S.J. : Cette crise a eu un effet d’accélération considérable des innovations, spécifiquement dans le domaine numérique. La situation de confinement qui s’est imposée nous a permis de vérifier très concrètement notre agilité, en mettant très rapidement de nouvelles solutions de travail à distance pour assurer la continuité de nos missions de service public, et bien sûr, de constater l’importance de disposer d’outils numériques fiables et performants. Grâce aux investissements considérables réalisés par la profession depuis de nombreuses années, nos plateformes en ligne mises à disposition de toutes les entreprises, avec des parcours 100% dématérialisés, ont plus que jamais montré leur utilité en permettant aux entrepreneurs d’effectuer sur Infogreffe toutes leurs formalités sans avoir à se déplacer au greffe, et de saisir leur tribunal de commerce à distance avec le Tribunal Digital.

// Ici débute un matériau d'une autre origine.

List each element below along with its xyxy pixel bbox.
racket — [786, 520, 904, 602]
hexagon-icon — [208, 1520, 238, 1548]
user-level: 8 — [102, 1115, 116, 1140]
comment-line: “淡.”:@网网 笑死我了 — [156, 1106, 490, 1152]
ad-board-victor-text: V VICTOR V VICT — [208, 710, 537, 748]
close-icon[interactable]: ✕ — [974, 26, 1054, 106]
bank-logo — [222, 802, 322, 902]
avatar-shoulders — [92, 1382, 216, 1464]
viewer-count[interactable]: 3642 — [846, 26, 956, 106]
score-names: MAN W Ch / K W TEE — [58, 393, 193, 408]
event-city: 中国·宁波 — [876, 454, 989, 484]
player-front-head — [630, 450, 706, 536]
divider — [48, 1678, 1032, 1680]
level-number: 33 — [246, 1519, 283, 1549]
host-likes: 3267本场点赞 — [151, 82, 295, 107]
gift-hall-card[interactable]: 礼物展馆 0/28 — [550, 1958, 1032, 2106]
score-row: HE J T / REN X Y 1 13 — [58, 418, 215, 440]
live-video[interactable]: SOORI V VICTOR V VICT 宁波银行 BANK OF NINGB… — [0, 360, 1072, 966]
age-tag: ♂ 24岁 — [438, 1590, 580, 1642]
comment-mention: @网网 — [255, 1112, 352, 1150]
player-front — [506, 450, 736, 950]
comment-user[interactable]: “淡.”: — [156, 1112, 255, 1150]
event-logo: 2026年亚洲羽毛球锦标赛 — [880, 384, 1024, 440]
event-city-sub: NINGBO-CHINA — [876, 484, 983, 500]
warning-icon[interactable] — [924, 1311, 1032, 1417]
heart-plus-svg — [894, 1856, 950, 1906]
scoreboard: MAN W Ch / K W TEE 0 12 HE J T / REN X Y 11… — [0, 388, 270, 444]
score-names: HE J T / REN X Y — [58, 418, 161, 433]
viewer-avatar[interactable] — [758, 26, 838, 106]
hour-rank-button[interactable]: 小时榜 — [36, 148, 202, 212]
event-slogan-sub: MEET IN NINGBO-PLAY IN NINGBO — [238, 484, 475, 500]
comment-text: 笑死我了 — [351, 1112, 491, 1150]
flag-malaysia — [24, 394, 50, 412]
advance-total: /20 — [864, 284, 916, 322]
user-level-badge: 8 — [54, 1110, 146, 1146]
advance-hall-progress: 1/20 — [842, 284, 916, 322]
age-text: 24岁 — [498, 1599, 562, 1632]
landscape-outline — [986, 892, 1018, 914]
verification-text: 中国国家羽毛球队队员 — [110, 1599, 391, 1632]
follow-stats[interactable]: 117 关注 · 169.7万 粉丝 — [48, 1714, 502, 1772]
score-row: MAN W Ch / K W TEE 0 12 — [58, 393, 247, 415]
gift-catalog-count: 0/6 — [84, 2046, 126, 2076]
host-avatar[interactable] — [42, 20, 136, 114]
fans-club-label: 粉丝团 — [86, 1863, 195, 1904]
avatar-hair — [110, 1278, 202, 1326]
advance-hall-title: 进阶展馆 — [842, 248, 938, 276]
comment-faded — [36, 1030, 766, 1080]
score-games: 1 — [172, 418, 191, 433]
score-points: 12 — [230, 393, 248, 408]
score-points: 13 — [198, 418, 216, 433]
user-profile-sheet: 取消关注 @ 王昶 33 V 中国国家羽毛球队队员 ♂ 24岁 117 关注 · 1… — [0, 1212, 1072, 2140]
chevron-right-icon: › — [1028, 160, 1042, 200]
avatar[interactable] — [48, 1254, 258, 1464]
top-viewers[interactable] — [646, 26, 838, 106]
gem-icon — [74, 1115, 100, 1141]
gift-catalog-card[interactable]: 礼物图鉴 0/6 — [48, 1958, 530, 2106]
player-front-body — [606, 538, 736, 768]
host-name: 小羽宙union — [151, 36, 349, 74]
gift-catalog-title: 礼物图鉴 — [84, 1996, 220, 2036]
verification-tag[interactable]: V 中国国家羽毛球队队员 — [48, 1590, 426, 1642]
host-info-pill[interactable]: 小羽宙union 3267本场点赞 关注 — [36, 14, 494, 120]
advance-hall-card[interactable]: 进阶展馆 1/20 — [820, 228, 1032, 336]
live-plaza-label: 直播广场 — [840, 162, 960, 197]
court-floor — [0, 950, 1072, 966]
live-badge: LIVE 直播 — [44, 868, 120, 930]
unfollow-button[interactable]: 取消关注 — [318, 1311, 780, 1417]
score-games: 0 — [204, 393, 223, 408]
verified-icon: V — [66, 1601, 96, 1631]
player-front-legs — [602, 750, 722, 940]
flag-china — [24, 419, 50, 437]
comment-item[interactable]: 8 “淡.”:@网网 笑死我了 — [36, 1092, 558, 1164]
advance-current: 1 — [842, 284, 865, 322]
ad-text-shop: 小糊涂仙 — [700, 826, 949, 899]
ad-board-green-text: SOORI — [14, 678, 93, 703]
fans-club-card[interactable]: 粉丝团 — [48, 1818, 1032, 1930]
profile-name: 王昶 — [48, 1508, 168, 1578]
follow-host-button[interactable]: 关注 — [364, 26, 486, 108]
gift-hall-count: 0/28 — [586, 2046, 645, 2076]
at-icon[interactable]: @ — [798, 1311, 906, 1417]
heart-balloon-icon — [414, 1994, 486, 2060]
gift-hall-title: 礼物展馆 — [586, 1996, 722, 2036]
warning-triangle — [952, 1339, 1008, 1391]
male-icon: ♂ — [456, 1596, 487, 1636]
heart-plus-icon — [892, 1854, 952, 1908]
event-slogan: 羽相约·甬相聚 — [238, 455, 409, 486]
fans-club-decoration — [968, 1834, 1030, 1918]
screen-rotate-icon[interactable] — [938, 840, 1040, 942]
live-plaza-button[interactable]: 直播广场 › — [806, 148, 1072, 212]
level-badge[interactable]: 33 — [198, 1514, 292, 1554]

Plus que jamais, nous avons constaté l’importance du rôle social résultant de nos missions d’accompagnement des entreprises et des justiciables.

Si nous restons attachés au maillage territorial de notre profession, qui nous permet d’être au plus près de l’ensemble des usagers du service public de la justice, sans jamais exclure les victimes d’une implacable fracture numérique, nous souhaitons inscrire dans la durée certaines nouvelles pratiques numériques, bénéficiant à l’accessibilité et à la transparence de la vie économique et judiciaire de notre pays. Un nombre croissant d’acteurs ont pu découvrir et adopter les outils et services digitaux développés par les greffiers des tribunaux de commerce, et je m’en félicite ! Nous souhaitons maintenant que cette dynamique vertueuse, orchestrée avec l’ensemble des professionnels du droit, se poursuive, afin que la justice commerciale continue sa modernisation au bénéfice de tous.